NU Online News Service, March 27, 3:29 p.m. EDT

Independent agents and brokers who have customer trust can flourish in the current insurance marketplace, a producer trade group president advised at a recent industry conference.

The comments were made by Kenneth Auerbach, president of the National Association of Professional Insurance Agents. Mr. Auerbach spoke at the American Insurance Marketing & Sales Society's annual conference in Nashville. AIMS reported his remarks.

Mr. Auerbach, a principal of E&K Agency in Eatontown, N.J., cited several factors working in favor of independent agents and brokers.

"It's a personal service business," he said. "Customers will increasingly demand more value, better choices and more personalized services. Business relationships are built on trust--in short, everything that differentiates us from our competitors.

"When trust is eroded, as it has recently, consumers gravitate to what they know--smaller, local, what they can see and touch," he added. "In today's environment, the value of personal relationships soars. Nobody fosters this better than independent agents and brokers."

Also, the "bigger is better" mentality is being re-evaluated by businesses, governments and individuals, he said. Because consumer interest is measured by what Mr. Auerbach called "the pointy tip of the spear--the one or two people customers deal with," size disparity is equalized. "You are the one the customer deals with, whether you're in a five-person agency or 1,000-person agency."

While the insurance business is "taking a hit in this financial environment, like all industries," he said independent agencies are largely holding their own. He added that they have a unique opportunity.

"There's a lot of displaced talent out there--talented and educated individuals who lost their jobs and who may migrate to insurance sales," he pointed out.

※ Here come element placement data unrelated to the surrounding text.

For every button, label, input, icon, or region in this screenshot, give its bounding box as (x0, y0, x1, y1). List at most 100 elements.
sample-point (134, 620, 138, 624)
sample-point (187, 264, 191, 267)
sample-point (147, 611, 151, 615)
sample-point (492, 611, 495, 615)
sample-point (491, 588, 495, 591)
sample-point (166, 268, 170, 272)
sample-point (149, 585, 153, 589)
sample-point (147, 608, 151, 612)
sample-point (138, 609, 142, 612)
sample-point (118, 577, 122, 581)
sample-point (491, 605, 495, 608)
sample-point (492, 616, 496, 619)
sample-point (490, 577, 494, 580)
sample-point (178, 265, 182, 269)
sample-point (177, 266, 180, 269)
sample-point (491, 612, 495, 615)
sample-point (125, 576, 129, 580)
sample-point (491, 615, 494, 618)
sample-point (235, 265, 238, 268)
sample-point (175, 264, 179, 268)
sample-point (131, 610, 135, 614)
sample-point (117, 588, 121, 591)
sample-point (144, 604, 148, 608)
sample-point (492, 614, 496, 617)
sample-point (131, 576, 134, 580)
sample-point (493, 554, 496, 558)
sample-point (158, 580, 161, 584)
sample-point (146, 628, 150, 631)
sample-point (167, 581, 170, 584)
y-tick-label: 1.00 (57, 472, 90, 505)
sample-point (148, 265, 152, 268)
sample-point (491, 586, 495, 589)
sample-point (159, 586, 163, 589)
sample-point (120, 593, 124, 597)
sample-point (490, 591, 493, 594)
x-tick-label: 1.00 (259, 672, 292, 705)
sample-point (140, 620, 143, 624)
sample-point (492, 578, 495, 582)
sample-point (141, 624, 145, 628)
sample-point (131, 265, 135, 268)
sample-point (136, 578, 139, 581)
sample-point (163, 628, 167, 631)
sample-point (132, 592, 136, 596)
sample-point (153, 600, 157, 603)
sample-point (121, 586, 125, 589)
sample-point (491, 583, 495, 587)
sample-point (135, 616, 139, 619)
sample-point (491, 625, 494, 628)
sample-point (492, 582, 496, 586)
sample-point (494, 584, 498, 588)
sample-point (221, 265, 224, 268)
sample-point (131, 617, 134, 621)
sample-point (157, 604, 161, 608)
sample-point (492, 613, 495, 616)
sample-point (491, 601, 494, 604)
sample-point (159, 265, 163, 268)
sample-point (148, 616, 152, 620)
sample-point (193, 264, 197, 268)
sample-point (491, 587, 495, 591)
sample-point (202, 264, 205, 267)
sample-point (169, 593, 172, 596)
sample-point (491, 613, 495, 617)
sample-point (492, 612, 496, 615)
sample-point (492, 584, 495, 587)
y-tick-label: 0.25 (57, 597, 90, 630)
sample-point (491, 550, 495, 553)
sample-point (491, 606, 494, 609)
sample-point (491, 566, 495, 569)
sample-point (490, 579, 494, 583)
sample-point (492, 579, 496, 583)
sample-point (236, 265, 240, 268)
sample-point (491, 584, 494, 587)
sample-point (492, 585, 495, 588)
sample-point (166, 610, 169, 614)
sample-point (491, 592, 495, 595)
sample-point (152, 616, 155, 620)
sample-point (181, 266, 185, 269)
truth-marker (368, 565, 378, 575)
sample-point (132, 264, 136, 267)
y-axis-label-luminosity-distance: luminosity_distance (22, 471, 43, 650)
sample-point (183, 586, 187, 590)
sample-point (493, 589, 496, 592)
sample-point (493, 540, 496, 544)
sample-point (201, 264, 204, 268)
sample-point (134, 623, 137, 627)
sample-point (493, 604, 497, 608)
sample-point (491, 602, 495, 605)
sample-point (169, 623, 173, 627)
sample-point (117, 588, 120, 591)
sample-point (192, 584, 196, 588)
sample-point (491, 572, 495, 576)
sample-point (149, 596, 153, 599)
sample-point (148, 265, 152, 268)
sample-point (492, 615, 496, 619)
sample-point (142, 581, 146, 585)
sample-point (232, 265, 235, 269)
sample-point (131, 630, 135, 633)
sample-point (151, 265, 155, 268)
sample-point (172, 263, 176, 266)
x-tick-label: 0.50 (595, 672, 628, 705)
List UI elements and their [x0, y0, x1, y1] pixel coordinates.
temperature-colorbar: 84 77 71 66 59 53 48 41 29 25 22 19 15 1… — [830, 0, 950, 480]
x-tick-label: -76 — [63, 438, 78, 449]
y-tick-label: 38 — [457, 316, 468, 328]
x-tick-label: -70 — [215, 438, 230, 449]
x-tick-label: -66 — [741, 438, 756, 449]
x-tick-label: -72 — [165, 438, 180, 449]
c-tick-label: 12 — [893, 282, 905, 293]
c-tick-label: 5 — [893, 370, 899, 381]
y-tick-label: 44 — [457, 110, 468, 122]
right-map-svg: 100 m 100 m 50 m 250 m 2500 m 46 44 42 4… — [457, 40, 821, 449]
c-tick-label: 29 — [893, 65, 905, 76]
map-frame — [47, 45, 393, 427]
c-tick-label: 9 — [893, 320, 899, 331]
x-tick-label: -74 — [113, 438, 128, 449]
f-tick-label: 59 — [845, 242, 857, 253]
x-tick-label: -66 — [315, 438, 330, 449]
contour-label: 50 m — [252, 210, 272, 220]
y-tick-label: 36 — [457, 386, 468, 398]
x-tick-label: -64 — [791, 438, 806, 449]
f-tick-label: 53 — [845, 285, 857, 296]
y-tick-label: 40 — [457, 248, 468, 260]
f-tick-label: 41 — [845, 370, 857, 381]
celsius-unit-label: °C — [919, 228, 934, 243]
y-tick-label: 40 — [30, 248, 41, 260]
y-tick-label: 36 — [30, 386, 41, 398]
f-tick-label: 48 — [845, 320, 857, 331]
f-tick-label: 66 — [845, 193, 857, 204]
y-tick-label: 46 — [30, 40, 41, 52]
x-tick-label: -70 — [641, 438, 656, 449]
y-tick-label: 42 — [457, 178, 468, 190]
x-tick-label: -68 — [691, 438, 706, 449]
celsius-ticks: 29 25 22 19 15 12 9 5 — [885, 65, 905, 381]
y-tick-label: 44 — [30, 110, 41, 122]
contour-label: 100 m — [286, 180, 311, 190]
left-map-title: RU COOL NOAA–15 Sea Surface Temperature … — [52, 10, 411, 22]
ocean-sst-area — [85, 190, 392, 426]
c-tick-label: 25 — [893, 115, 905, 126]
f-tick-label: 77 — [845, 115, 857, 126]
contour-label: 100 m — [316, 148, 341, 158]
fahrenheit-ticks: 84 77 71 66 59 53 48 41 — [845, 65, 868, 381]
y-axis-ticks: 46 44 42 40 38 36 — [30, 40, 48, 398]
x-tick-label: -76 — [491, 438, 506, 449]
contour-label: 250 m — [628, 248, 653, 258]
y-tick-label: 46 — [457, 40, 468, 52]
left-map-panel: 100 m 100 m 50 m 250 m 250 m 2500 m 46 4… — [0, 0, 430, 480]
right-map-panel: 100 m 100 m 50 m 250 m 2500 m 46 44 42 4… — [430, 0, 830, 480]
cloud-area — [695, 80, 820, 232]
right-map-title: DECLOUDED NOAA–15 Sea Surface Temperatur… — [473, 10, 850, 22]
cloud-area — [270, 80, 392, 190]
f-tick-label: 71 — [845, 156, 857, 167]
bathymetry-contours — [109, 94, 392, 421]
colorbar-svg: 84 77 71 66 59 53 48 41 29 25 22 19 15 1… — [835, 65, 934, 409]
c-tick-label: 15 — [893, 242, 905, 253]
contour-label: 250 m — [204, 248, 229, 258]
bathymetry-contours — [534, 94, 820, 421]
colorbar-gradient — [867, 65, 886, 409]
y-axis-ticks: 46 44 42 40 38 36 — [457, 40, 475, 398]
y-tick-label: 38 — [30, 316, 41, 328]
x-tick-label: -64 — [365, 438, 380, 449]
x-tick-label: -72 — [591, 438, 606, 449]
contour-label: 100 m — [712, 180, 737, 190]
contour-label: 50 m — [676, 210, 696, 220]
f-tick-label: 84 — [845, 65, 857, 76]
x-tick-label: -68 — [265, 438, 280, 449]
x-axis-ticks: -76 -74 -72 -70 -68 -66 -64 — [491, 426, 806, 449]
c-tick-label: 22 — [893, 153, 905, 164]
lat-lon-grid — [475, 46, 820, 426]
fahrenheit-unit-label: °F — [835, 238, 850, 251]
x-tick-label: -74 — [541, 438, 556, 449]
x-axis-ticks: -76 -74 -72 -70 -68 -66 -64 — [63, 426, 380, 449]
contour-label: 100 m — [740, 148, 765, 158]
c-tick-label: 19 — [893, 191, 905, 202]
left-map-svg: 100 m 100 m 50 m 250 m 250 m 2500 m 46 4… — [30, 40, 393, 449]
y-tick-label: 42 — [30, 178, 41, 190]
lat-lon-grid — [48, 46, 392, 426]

Noting insurance sales' relatively low barrier to entry, he added, "This can attract a great number of talented people--people with an entrepreneurial spirit who became disenchanted with their ability to explore and grow within larger firms."

While opportunities exist, so do hurdles. The largest external challenge that could affect the success of independent agents, he said, involves federal legislation.

"We always get frustrated when Washington does things slowly," said Mr. Auerbach, "but more frustrating and scary is when they do something quickly--like passing a stimulus package nobody has read or calling to revamp federal regulation for the entire financial industry without pausing to note the stability of the state-regulated insurance business.

"We need to leave here and remind our policymakers that it's the feds who failed in their oversight, not the states," he added. "It's very easy to get lost in the sauce."

Internally, independent agents and brokers need to position themselves for success, he said.

"They need to do things like trim expenses, maximize their use of technology, and make their marketing work amid the advertising clutter, particularly in personal lines," Mr. Auerbach said. "This is a difficult task for all independents. They have to distinguish themselves as the trusted go-to professionals, trusted to protect the lives and livelihoods of their clients."